En el asunto que concita la atención de la Sala el Problema Jurídico a resolver estriba en verificar si se vulneraron las garantías fundamentales de Liliana María, Gloria Elizabeth, Rosangela, Javier Antonio, Adolfo León, y Juan Diego Soto Hoyos, en la sentencia del 20 de septiembre de 2018, a través del cual la Sala de Extinción de Dominio del Tribunal Superior de Bogotá, revocó el fallo del Juzgado Primero Penal del Circuito de la misma especialidad del 26 de noviembre de 2013, para, en su lugar, extinguir el dominio del inmueble de propiedad de los demandantes. 4.

Teniendo en cuenta el carácter subsidiario y residual que gobierna este instrumento, encuentra esta Colegiatura que la presente postulación de amparo deviene improcedente, al considerar que este medio no supone una instancia del proceso ordinario, ni fue instaurado como una jurisdicción paralela, tampoco es la sede a la que se acude en última opción cuando los resultados, después de surtirse el trámite respectivo, son insatisfactorios para una de las partes.

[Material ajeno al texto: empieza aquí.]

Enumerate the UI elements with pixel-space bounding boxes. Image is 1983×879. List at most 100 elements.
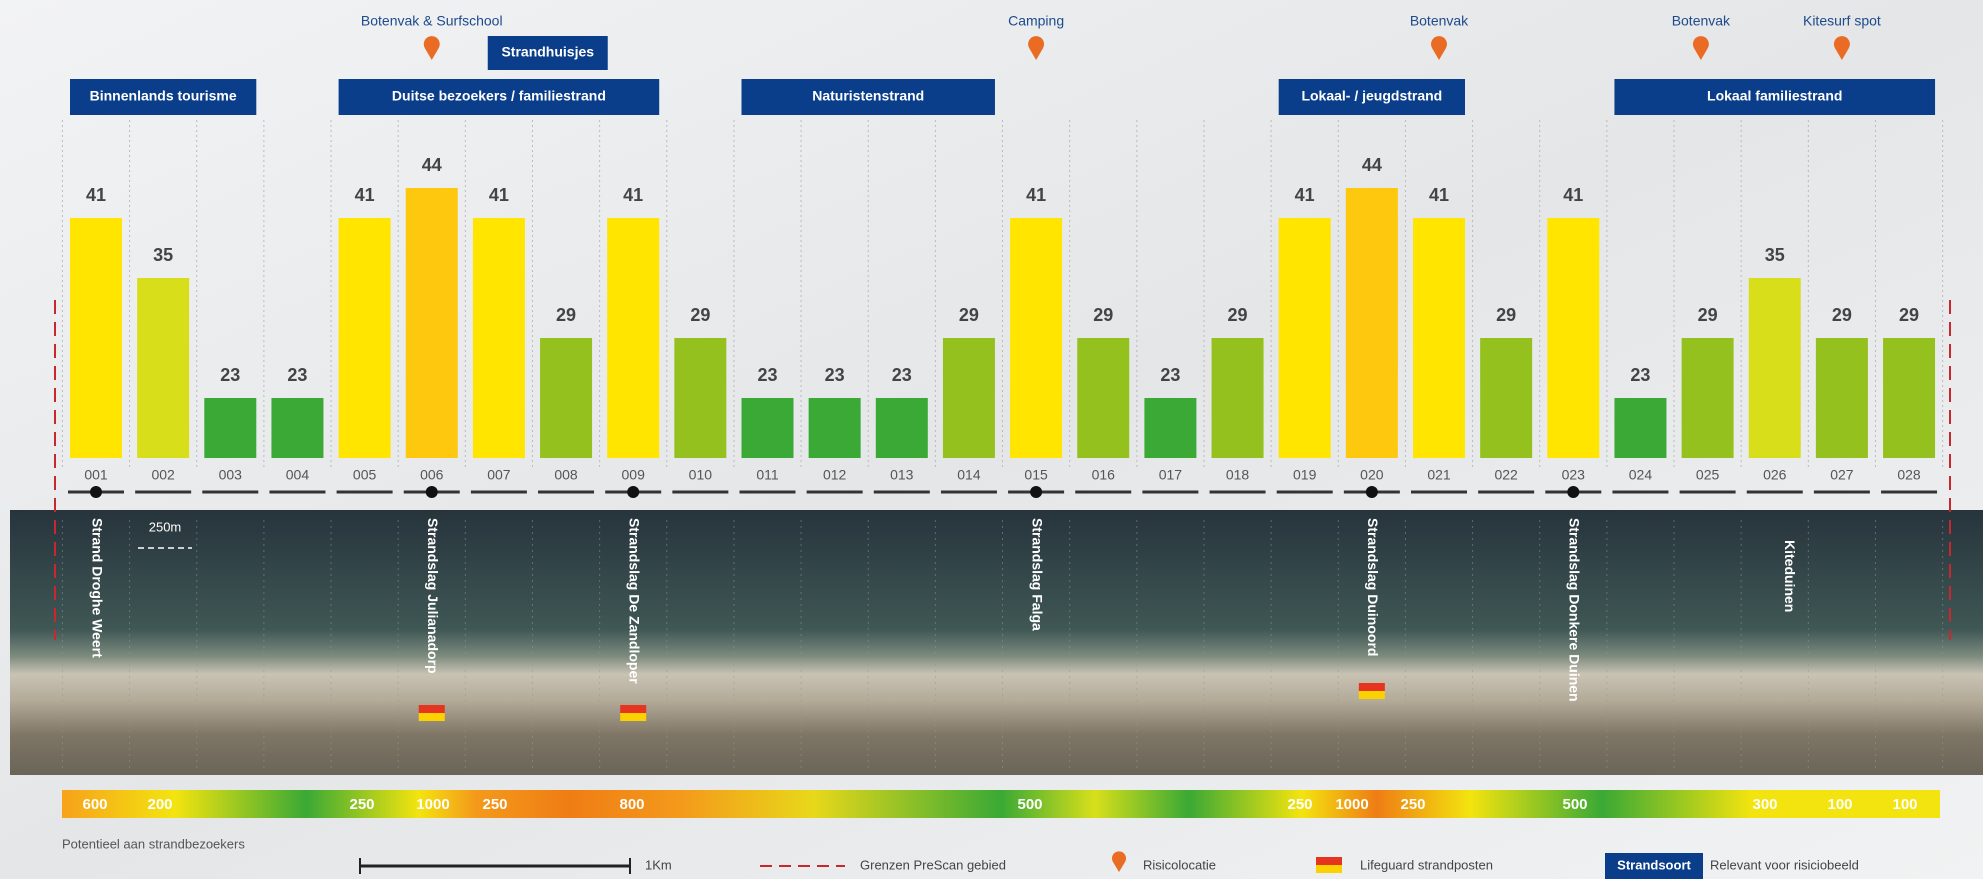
value-label: 23 <box>220 365 240 385</box>
risk-label: Kitesurf spot <box>1803 13 1881 29</box>
legend-scale: 1Km <box>645 857 672 872</box>
bar <box>405 188 458 458</box>
bar <box>271 398 324 458</box>
post-dot <box>90 486 102 498</box>
x-tick-label: 009 <box>622 467 646 483</box>
beach-type-box <box>70 79 257 115</box>
legend-boundary: Grenzen PreScan gebied <box>860 857 1006 872</box>
value-label: 29 <box>1093 305 1113 325</box>
legend-lifeguard: Lifeguard strandposten <box>1360 857 1493 872</box>
bar <box>1748 278 1801 458</box>
visitor-value: 250 <box>1400 796 1425 813</box>
post-label: Strandslag Falga <box>1029 518 1045 631</box>
value-label: 23 <box>1160 365 1180 385</box>
visitor-value: 500 <box>1562 796 1587 813</box>
bar <box>808 398 861 458</box>
visitor-value: 500 <box>1017 796 1042 813</box>
lifeguard-flag <box>418 713 445 721</box>
extra-box <box>487 36 608 70</box>
value-label: 23 <box>825 365 845 385</box>
value-label: 41 <box>1026 185 1046 205</box>
place-label: Kiteduinen <box>1782 540 1798 612</box>
legend-box-text: Strandsoort <box>1617 857 1691 872</box>
visitor-value: 800 <box>619 796 644 813</box>
value-label: 29 <box>1228 305 1248 325</box>
risk-label: Botenvak <box>1410 13 1469 29</box>
x-tick-label: 007 <box>487 467 511 483</box>
lifeguard-flag <box>620 713 647 721</box>
bar <box>1480 338 1533 458</box>
bar <box>942 338 995 458</box>
value-label: 41 <box>86 185 106 205</box>
post-label: Strandslag De Zandloper <box>626 518 642 684</box>
value-label: 41 <box>355 185 375 205</box>
visitor-value: 100 <box>1827 796 1852 813</box>
x-tick-label: 004 <box>286 467 310 483</box>
post-dot <box>1030 486 1043 498</box>
post-label: Strandslag Duinoord <box>1365 518 1381 656</box>
value-label: 29 <box>1698 305 1718 325</box>
legend-box <box>1605 853 1703 879</box>
x-tick-label: 003 <box>219 467 243 483</box>
legend: 1Km Grenzen PreScan gebied Risicolocatie… <box>359 851 1859 879</box>
visitor-value: 1000 <box>1335 796 1368 813</box>
value-label: 29 <box>1496 305 1516 325</box>
bar <box>137 278 190 458</box>
x-tick-label: 025 <box>1696 467 1720 483</box>
x-tick-label: 011 <box>756 467 779 483</box>
visitor-value: 1000 <box>416 796 449 813</box>
satellite-strip <box>10 510 1983 775</box>
visitor-value: 600 <box>82 796 107 813</box>
lifeguard-flag <box>418 705 445 713</box>
risk-pin <box>1833 36 1850 60</box>
bar <box>1413 218 1465 458</box>
value-label: 41 <box>1429 185 1449 205</box>
legend-risk: Risicolocatie <box>1143 857 1216 872</box>
bar <box>1614 398 1667 458</box>
value-label: 41 <box>623 185 643 205</box>
bar <box>1883 338 1936 458</box>
x-tick-label: 028 <box>1897 467 1921 483</box>
flag-red <box>1316 857 1342 865</box>
value-label: 29 <box>959 305 979 325</box>
x-tick-label: 021 <box>1427 467 1451 483</box>
x-tick-label: 027 <box>1830 467 1854 483</box>
post-dot <box>1567 486 1580 498</box>
x-tick-label: 012 <box>823 467 847 483</box>
visitor-value: 300 <box>1752 796 1777 813</box>
extra-box-label: Strandhuisjes <box>501 44 594 60</box>
bar <box>1211 338 1264 458</box>
post-label: Strandslag Donkere Duinen <box>1567 518 1583 702</box>
x-tick-label: 005 <box>353 467 377 483</box>
bar <box>1681 338 1734 458</box>
post-label: Strand Droghe Weert <box>89 518 105 658</box>
visitor-value: 200 <box>147 796 172 813</box>
value-label: 29 <box>556 305 576 325</box>
lifeguard-flag <box>620 705 647 713</box>
lifeguard-flag <box>1358 683 1385 691</box>
bar <box>741 398 794 458</box>
post-dot <box>627 486 640 498</box>
x-tick-label: 017 <box>1159 467 1183 483</box>
beach-type-label: Binnenlands tourisme <box>90 88 237 104</box>
beach-type-box <box>338 79 660 115</box>
visitor-value: 250 <box>349 796 374 813</box>
visitor-value: 250 <box>482 796 507 813</box>
beach-type-box <box>1278 79 1465 115</box>
value-label: 29 <box>1899 305 1919 325</box>
visitor-value: 250 <box>1287 796 1312 813</box>
value-label: 23 <box>892 365 912 385</box>
x-tick-label: 002 <box>151 467 175 483</box>
value-label: 44 <box>1362 155 1382 175</box>
x-tick-label: 018 <box>1226 467 1250 483</box>
legend-box-note: Relevant voor risiciobeeld <box>1710 857 1859 872</box>
x-tick-label: 006 <box>420 467 444 483</box>
value-label: 35 <box>153 245 173 265</box>
post-dot <box>425 486 438 498</box>
value-label: 23 <box>287 365 307 385</box>
bar <box>1010 218 1063 458</box>
value-label: 23 <box>757 365 777 385</box>
x-tick-label: 020 <box>1360 467 1384 483</box>
visitor-gradient <box>62 790 1940 818</box>
bar <box>338 218 391 458</box>
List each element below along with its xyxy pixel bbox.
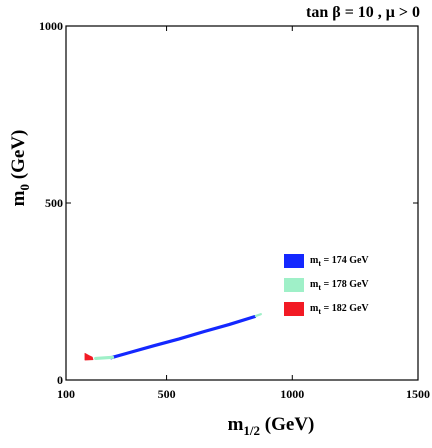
y-tick-label: 500 xyxy=(45,196,63,210)
x-axis-title-rest: (GeV) xyxy=(260,414,314,435)
y-axis-title-rest: (GeV) xyxy=(8,130,29,184)
x-tick-label: 500 xyxy=(158,387,176,401)
legend-label-1: mt = 178 GeV xyxy=(310,279,369,292)
series-band-tip-1 xyxy=(254,313,262,318)
x-tick-label: 1000 xyxy=(280,387,304,401)
series-band-1 xyxy=(94,355,115,360)
legend-swatch-1 xyxy=(284,278,304,292)
y-axis-title: m0 (GeV) xyxy=(8,130,32,207)
legend-swatch-0 xyxy=(284,254,304,268)
y-tick-label: 0 xyxy=(57,373,63,387)
chart-title: tan β = 10 , μ > 0 xyxy=(306,4,420,21)
y-tick-label: 1000 xyxy=(39,19,63,33)
legend-label-0: mt = 174 GeV xyxy=(310,255,369,268)
plot-frame xyxy=(65,25,419,381)
legend-label-2: mt = 182 GeV xyxy=(310,303,369,316)
series-region-2 xyxy=(84,352,94,361)
legend-swatch-2 xyxy=(284,302,304,316)
x-tick-label: 1500 xyxy=(406,387,430,401)
x-axis-title-main: m xyxy=(228,414,244,435)
x-axis-title-sub: 1/2 xyxy=(243,423,260,438)
x-tick-label: 100 xyxy=(57,387,75,401)
x-axis-title: m1/2 (GeV) xyxy=(228,414,315,438)
y-axis-title-main: m xyxy=(8,190,29,206)
legend: mt = 174 GeV mt = 178 GeV mt = 182 GeV xyxy=(284,254,369,316)
series-band-0 xyxy=(109,315,257,360)
y-axis-title-sub: 0 xyxy=(17,184,32,191)
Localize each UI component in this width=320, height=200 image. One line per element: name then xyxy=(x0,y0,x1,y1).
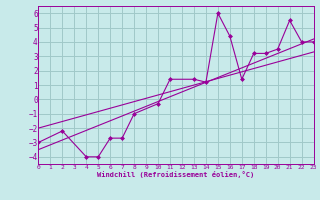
X-axis label: Windchill (Refroidissement éolien,°C): Windchill (Refroidissement éolien,°C) xyxy=(97,171,255,178)
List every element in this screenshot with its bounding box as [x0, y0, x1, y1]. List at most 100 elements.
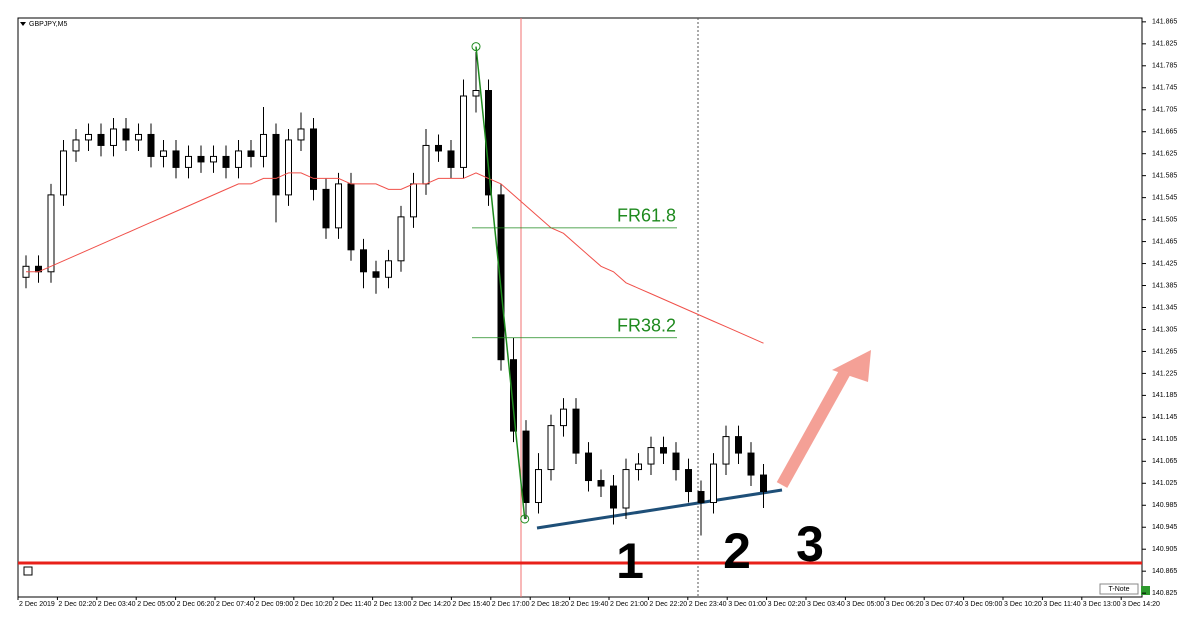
- x-tick-label: 3 Dec 07:40: [925, 601, 963, 608]
- y-tick-label: 141.785: [1152, 63, 1177, 70]
- fib-baseline: [475, 46, 526, 520]
- x-tick-label: 3 Dec 01:00: [728, 601, 766, 608]
- moving-average: [26, 172, 764, 344]
- candle-body: [522, 430, 530, 504]
- x-tick-label: 2 Dec 02:20: [58, 601, 96, 608]
- annotation: 1: [616, 533, 644, 589]
- candle-body: [722, 436, 730, 465]
- y-tick-label: 141.825: [1152, 41, 1177, 48]
- y-tick-label: 141.705: [1152, 107, 1177, 114]
- x-tick-label: 3 Dec 06:20: [886, 601, 924, 608]
- candle-body: [60, 150, 67, 196]
- candle-body: [347, 183, 355, 251]
- candle-body: [85, 133, 92, 141]
- candle-body: [497, 194, 505, 361]
- candle-body: [385, 260, 392, 278]
- candle-body: [585, 452, 592, 482]
- candle-body: [572, 408, 580, 454]
- candle-body: [110, 128, 117, 146]
- candle-body: [160, 150, 167, 157]
- t-note-button[interactable]: [1099, 583, 1139, 595]
- x-tick-label: 3 Dec 11:40: [1043, 601, 1080, 608]
- checkbox[interactable]: [23, 566, 33, 576]
- candle-body: [647, 447, 655, 465]
- y-tick-label: 141.145: [1152, 414, 1177, 421]
- candle-body: [47, 194, 55, 273]
- candle-body: [435, 144, 442, 152]
- fib-level-label: FR61.8: [617, 206, 676, 226]
- candle-body: [610, 485, 617, 509]
- candle-body: [747, 452, 755, 476]
- x-tick-label: 2 Dec 09:00: [255, 601, 293, 608]
- candle-body: [72, 139, 80, 152]
- candle-body: [547, 425, 555, 471]
- candle-body: [535, 469, 542, 504]
- x-tick-label: 2 Dec 14:20: [413, 601, 451, 608]
- annotation: 2: [723, 523, 751, 579]
- status-icon: [1141, 586, 1150, 595]
- candle-body: [322, 188, 330, 229]
- candle-body: [397, 216, 405, 262]
- x-tick-label: 3 Dec 03:40: [807, 601, 845, 608]
- title-marker: [20, 22, 26, 26]
- candle-body: [172, 150, 180, 168]
- fib-level-label: FR38.2: [617, 315, 676, 335]
- candle-body: [472, 90, 480, 97]
- arrow-shaft: [776, 369, 851, 488]
- candle-body: [697, 491, 705, 504]
- candle-body: [135, 133, 142, 141]
- x-tick-label: 2 Dec 07:40: [216, 601, 254, 608]
- candle-body: [685, 469, 692, 493]
- candle-body: [710, 463, 717, 504]
- candle-body: [560, 408, 567, 427]
- x-tick-label: 3 Dec 05:00: [846, 601, 884, 608]
- arrow-head: [832, 350, 871, 382]
- x-tick-label: 2 Dec 18:20: [531, 601, 569, 608]
- candle-body: [260, 133, 267, 157]
- candle-body: [197, 155, 205, 163]
- candle-body: [597, 480, 605, 487]
- y-tick-label: 141.385: [1152, 282, 1177, 289]
- candle-body: [235, 150, 242, 168]
- y-tick-label: 140.945: [1152, 524, 1177, 531]
- candle-body: [310, 128, 317, 190]
- candle-body: [410, 183, 417, 218]
- x-tick-label: 2 Dec 23:40: [689, 601, 727, 608]
- x-tick-label: 2 Dec 15:40: [452, 601, 490, 608]
- y-tick-label: 141.505: [1152, 216, 1177, 223]
- x-tick-label: 2 Dec 19:40: [571, 601, 609, 608]
- y-tick-label: 141.625: [1152, 151, 1177, 158]
- candle-body: [422, 144, 430, 185]
- y-tick-label: 141.185: [1152, 392, 1177, 399]
- candle-body: [635, 463, 642, 471]
- candle-body: [247, 150, 255, 157]
- candle-body: [660, 447, 667, 454]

Por ello, se afirma que la tutela no es adicional o complementaria, y su esencia es de ser única vía de protección que se brinda al presunto afectado en sus derechos fundamentales. 5. Cabe recordar que el juez constitucional no debe inmiscuirse en los asuntos asignados funcionalmente al natural y, en especial, si la injerencia tiene que ver con el modo en el que valoró el tema a su cargo, e interpretó y aplicó la normatividad, pues lo contrario sería quebrantar su autonomía e independencia. Excepcionalmente, cuando las providencias se apartan abruptamente del ordenamiento y resuelven con arbitrariedad, o son producto de negligencia extrema, es que se habilita esa intervención. 6.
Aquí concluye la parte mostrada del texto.